Each industry and each material production area has different productivity. The innovation of the macroeconomic structure makes the areas and industries with high productivity account for a large proportion of the economy, which will inevitably increase output.

The Role of the State in Economic Growth


Innovation in structure is reflected in the rearrangement of resources for the new structure, the rearrangement of accumulation and consumption structures and measures to create supply and demand, etc. That makes positive factors multiply, reduces costs relatively, and also brings efficiency like an investment. Thus, economic organization and management are considered as a factor that increases output.

Although these factors affecting aggregate supply create a certain growth, in reality it is very difficult to measure and compare specifically in accounting as production factors, because of its complexity with other input flows. Therefore, it can only be considered as data rather than production factors. As analyzed above, growth has a functional relationship with production factors such as capital (K), labor (L), resources (R) and technical and technological progress (T). However, due to the economic and technical characteristics of production, input factors are not discrete parameters, but a system of interactive and interdependent relationships in very close proportions. Therefore, analyzing each factor separately to determine the contribution of each factor to the growth process, as we have been doing for a long time, is unreasonable. This problem is not only in theory when analyzing but in reality, many countries and many industries still believe that just increasing one production factor can increase output and growth. This shortcoming is seen in many theoretical models when emphasizing a certain factor, they ignore other factors or simplify the interactive relationships between factors. Therefore, to ensure growth and the quality of growth, it is necessary to clearly see the interaction and dependence between factors as a system and in the process of promoting each other, it will create conditions to promote growth and ensure growth quality. The issue that industries are concerned about is which factor should be started from to grow rapidly and which factor should be invested in to ensure growth quality.
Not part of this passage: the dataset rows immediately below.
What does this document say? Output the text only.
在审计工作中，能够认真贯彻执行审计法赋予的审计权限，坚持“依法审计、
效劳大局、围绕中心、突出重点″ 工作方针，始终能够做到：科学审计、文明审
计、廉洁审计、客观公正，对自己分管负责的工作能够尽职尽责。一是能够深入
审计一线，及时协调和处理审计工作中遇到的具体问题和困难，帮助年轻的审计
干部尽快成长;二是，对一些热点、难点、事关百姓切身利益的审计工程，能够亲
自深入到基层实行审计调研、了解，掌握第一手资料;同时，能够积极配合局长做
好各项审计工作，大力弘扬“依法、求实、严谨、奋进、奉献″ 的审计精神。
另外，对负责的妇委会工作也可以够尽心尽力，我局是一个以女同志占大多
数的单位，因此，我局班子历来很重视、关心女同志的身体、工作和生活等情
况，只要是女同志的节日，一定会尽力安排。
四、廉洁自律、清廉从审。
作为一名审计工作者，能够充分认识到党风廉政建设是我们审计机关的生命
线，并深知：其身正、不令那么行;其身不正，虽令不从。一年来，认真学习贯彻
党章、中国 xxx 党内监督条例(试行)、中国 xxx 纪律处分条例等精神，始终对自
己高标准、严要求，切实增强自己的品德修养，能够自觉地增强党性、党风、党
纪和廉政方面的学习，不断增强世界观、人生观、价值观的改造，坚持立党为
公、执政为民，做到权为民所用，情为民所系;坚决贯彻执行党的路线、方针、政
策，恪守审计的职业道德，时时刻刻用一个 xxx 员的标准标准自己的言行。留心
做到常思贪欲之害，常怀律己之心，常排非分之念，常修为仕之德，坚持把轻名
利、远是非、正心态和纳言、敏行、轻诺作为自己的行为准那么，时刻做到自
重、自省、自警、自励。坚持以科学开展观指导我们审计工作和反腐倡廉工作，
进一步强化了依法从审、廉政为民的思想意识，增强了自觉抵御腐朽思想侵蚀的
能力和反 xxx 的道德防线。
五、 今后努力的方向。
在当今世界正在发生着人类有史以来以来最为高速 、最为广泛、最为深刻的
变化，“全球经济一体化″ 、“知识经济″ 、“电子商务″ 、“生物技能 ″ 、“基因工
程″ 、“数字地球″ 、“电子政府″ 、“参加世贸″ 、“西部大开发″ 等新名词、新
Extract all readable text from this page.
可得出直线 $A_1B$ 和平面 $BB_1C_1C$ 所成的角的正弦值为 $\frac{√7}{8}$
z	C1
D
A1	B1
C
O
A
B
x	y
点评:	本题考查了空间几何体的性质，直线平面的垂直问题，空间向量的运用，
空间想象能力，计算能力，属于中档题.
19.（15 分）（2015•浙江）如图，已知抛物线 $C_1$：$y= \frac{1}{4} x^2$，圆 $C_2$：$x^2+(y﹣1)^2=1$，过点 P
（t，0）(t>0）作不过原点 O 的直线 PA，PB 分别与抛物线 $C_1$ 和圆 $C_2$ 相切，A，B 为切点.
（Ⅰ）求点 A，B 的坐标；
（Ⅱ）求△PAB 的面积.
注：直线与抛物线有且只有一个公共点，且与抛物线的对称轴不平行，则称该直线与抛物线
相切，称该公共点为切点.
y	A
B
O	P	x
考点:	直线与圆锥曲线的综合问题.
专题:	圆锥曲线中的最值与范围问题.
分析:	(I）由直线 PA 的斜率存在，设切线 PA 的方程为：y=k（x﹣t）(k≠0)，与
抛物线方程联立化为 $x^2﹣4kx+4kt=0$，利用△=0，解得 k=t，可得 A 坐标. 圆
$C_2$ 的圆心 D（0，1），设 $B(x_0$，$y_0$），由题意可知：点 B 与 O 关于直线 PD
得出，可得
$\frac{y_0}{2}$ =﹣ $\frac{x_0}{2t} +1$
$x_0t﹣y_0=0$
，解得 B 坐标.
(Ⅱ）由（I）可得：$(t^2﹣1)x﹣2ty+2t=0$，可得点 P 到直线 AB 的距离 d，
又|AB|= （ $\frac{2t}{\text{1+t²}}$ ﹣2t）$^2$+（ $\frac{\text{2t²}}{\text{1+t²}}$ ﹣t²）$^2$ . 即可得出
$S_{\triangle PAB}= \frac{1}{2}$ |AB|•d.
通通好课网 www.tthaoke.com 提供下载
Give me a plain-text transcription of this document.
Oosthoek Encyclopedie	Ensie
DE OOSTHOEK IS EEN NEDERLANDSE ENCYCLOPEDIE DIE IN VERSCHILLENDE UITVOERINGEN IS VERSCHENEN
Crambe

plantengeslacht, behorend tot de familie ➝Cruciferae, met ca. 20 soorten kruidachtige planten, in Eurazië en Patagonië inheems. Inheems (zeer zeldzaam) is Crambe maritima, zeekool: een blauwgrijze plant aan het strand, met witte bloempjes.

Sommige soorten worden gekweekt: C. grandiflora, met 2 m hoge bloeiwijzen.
1.3.2. Non-economic factors


- Political institutions: Nowadays, people recognize the role of political institutions as an important factor in the growth process. If a stable and flexible economic-political institution will create conditions for continuous innovation of investment structures and production technology in accordance with actual conditions, creating rapid growth rates and high growth quality. On the contrary, if the institution is not suitable, it will cause many obstacles and destabilize business and cooperation relations, which can significantly affect the overall growth of an industry. However, no matter how important the institution is, it only creates conditions to promote growth, create favorable conditions to direct production and business activities in a beneficial direction or limit disadvantages in the overall development of the industry.

Since the foundation of the market economy is based on exchanges between individuals and groups of individuals, institutions play a decisive role in activating and regulating the above relationships. According to Douglass, individuals participating in transactions often do not have enough information, so there will be costs arising called transaction costs. All these costs are related to institutions. A bad institution will make the cost of enforcing contracts high and thus will not encourage economic transactions. Moreover, a good institutional structure will create certain incentives, decisively affecting the allocation of human resources in a good or bad direction for economic growth.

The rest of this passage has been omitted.